Tijdens een wilde achtervolging botst de verdachte met zijn auto tegen de auto van [slachtoffer] die op dat moment voor hem reed. Een motoragent heeft gezien dat hierdoor haar linker achterwiel “volledig aan gort” werd gereden en de volledige linker achterbumper wegsloeg. Een dergelijke forse impact maakt dat reeds naar algemene ervaringsregels moet worden vastgesteld dat de verdachte de botsing moet hebben waargenomen en hij zodoende wist dat hij betrokken was bij een verkeersongeval waarbij schade aan een ander had toegebracht. Na dit ongeluk is de verdachte met hoge snelheid doorgereden. Hij heeft zich niet bekommerd om het slachtoffer terwijl hij daartoe wel gehouden was.
Bewezenverklaring
In bijlage II heeft de rechtbank de inhoud van wettige bewijsmiddelen opgenomen, houdende voor de bewezenverklaring redengevende feiten en omstandigheden. Op grond daarvan, en op grond van de redengevende inhoud van het voorgaande, is wettig en overtuigend bewezen dat de verdachte het onder 1, 2 en 3 ten laste gelegde heeft begaan op die wijze dat:
1.
hij op of omstreeks 20 juli 2016 te Rotterdam
een wapen als bedoeld in artikel 2 lid 1 Categorie III onder 1º van de
Wet wapens en munitie, te weten een vuurwapen, in de zin van artikel 1, onder
3º van die wet in de vorm van een revolver van het merk Colt, type Trooper
MKIII, kaliber .357 Magnum (voorzien van serienummer 69718J),
en
munitie in de zin van art. 1 onder 4° van de Wet wapens munitie, te weten
munitie als bedoeld in art. 2 lid 2 van die wet, van de Categorie III, te weten
zes (6) kogelpatronen, kaliber .357 Magnum,
voorhanden heeft gehad;
2.
hij, als degene door wiens gedraging een verkeersongeval was veroorzaakt, welke
gedraging hij als bestuurder van een motorrijtuig (personenauto)

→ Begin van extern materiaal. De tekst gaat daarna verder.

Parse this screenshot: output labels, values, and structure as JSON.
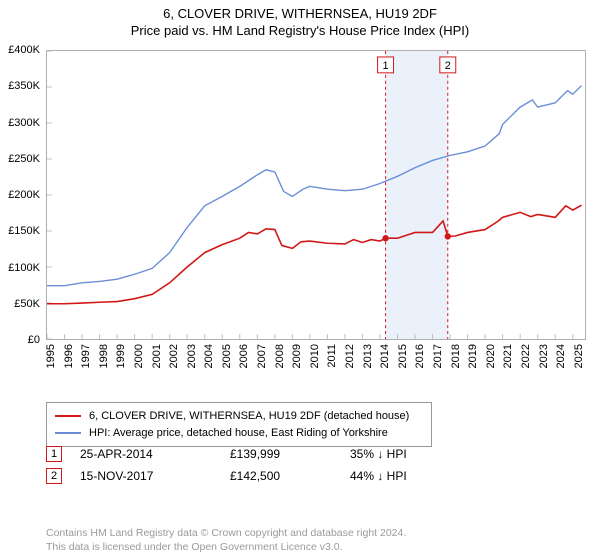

had verricht en welk verkeersongeval had plaatsgevonden in Rotterdam op
de Oostzeedijk, op 20 juli 2016 de voornoemde plaats van
vorenbedoeld ongeval heeft verlaten,
terwijl bij dat ongeval, naar hij wist , aan
een ander (te weten [slachtoffer]) schade was toegebracht;
3.
hij op of omstreeks 20 juli 2016 te Rotterdam
als bestuurder van een voertuig (personenauto), daarmee rijdende op de
weg(en), het Pompenburg en/of de Admiraal de Ruyterweg en/of de Vondelweg
en/of de Marinierweg en/of de Burgemeester van Walsumweg en/of het Oostplein
en/of de Oostzeedijk en/of de Honingerdijk en/of de Oostmaaslaan, zich tijdens
die rit zodanig heeft gedragen dat gevaar op die weg(en) werd veroorzaakt,
althans kon worden veroorzaakt, en/of het verkeer op die weg(en) werd
gehinderd, althans kon worden gehinderd;
welk gedrag hierin heeft bestaan dat hij, verdachte, toen aldaar
- geen gevolg heeft gegeven aan een stopteken gegeven middels een op een
dienst motorfiets van Politie Eenheid Rotterdam aangebracht transparant en/of
- terwijl hij, verdachte, werd gevolgd door genoemd politievoertuig die
optische- en geluidssignalen voerde, het door hem bestuurde voertuig niet tot
stilstand heeft gebracht en/of
- meermalen een in zijn richting gekeerd rood licht
uitstralend verkeerslicht heeft genegeerd en/of
- meermalen tegen de rijrichting in van het verkeer heeft
gereden en/of
- nabij een kruising, waarbij de linkervoorsorteerstrook was afgezet met rood
witte reflector palen, genoemde rijstrook is opgereden en daarbij genoemde
palen omver heeft gereden en/of
- in botsing of aanrijding is gekomen met een voor hem, verdachte, rijdend
voertuig, auto, en/of
- de controle over het door hem bestuurde voertuig heeft verloren en in
aanraking is gekomen met een lantaarnpaal en/of
- gedurende de achtervolging meermal
enheeft gereden met een
(veel) hogere snelheid dan de ter plaatse toegestane maximumsnelheid.
Hetgeen meer of anders is ten laste gelegd is niet bewezen. De verdachte moet daarvan worden vrijgesproken.